In 1899 the MacMahon brothers were sued by a stage carpenter who was underpaid when an opera season failed to turn a profit.

=== 20th-century ===
The MacMahons gave a demonstration of moving pictures at a Pitt Street store, claimed the first such in Sydney, close to where Film House later stood.

James MacMahon returned to Sydney around 1910. He died of pneumonia in a private hospital at Petersham on 29 April 1915, and was buried the following day.

Charles MacMahon made several silent feature films, including the first film versions of Robbery Under Arms (1907) and For the Term of His Natural Life (1908). Both are considered lost films.
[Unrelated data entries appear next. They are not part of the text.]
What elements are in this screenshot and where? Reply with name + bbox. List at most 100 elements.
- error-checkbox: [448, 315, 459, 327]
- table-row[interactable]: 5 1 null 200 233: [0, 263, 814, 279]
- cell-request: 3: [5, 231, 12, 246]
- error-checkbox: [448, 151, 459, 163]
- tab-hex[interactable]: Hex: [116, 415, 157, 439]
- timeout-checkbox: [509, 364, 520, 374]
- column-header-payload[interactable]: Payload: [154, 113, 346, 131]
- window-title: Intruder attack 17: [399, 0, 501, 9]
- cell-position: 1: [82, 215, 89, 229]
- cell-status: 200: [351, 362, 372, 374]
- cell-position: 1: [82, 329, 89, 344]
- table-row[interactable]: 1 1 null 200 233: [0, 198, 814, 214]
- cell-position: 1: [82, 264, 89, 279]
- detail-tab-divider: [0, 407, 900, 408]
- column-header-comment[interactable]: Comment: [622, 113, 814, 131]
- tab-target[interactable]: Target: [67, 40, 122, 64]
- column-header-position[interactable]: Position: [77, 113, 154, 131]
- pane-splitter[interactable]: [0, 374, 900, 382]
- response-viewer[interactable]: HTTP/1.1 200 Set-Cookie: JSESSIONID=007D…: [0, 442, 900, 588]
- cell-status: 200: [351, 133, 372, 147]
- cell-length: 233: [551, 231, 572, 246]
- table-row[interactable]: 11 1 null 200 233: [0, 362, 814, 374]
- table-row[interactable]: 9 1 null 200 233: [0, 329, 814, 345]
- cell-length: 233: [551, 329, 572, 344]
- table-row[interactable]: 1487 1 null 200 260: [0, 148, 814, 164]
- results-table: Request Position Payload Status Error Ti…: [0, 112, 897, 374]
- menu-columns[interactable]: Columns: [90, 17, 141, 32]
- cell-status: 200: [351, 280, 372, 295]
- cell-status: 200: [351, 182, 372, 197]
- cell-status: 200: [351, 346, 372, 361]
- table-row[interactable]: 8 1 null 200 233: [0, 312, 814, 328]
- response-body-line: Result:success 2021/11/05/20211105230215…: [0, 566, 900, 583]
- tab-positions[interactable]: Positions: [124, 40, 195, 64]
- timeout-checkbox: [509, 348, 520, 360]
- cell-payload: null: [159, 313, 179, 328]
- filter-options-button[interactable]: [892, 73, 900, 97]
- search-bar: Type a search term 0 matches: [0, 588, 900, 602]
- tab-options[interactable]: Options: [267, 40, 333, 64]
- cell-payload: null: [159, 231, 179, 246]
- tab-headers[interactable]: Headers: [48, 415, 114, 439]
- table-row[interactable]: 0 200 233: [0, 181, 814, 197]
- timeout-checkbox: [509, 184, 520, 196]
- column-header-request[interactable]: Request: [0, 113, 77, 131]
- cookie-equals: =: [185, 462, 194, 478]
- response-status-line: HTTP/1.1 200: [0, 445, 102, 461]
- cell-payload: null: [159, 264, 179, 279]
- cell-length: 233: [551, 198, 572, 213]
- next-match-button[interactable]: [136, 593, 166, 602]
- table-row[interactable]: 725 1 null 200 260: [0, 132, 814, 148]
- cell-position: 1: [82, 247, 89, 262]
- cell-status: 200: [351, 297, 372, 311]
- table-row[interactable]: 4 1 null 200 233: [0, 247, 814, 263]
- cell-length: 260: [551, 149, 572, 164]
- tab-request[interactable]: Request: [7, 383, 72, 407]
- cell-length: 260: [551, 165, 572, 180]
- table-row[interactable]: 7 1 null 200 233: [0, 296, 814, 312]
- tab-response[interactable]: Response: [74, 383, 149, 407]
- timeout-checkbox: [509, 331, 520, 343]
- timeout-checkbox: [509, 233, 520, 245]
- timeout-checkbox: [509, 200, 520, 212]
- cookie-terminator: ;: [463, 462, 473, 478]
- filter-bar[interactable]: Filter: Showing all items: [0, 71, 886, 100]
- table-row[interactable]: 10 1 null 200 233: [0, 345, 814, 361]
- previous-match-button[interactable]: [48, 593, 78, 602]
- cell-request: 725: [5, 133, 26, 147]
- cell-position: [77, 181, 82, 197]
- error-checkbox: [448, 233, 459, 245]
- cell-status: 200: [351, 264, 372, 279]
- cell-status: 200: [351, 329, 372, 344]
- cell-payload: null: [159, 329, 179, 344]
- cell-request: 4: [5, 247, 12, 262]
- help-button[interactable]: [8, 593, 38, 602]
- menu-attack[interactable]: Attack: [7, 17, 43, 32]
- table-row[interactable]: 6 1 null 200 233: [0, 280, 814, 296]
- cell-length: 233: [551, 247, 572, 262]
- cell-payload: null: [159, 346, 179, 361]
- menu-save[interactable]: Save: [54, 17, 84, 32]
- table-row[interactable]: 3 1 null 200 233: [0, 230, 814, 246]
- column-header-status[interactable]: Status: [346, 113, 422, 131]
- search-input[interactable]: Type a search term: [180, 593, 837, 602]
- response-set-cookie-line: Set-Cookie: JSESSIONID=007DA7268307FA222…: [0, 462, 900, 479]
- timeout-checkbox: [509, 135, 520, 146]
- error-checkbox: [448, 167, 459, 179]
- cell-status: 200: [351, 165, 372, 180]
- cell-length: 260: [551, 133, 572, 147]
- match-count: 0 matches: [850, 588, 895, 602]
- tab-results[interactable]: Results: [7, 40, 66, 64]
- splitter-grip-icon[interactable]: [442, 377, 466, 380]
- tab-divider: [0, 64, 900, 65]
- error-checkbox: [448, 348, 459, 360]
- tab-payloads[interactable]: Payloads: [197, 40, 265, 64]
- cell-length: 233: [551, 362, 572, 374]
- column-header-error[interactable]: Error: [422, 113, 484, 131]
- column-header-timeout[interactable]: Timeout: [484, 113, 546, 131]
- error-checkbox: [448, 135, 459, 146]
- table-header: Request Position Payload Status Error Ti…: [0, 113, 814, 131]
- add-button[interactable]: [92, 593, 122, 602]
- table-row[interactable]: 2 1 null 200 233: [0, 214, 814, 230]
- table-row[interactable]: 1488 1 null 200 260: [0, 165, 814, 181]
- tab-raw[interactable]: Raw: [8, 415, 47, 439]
Charles MacMahon died in Melbourne.

== Family ==
Patrick MacMahon, contractor, and his wife Mary Ann, née Delany, had four sons involved in theatre management:
- James "Mighty Atom" MacMahon (c. 1856 or c. 1858 – 29 April 1915), with whom Charles was partner in many theatre business ventures.
- Charles MacMahon (c. 1861 – 27 June 1917) formerly co-lessee of "New Theatre" with brother Joe.
- Joseph "Joe" MacMahon (c. 1861 – 22 November 1918) theatre manager in New Zealand, most recently the Queen's Picture Theatre, Auckland.
- William MacMahon (died August 1923), schoolteacher; also silent partner and occasional business manager for Charles. From 1885 he acted as manager for Dion Boucicault and other artists, later as theatre manager in Sydney.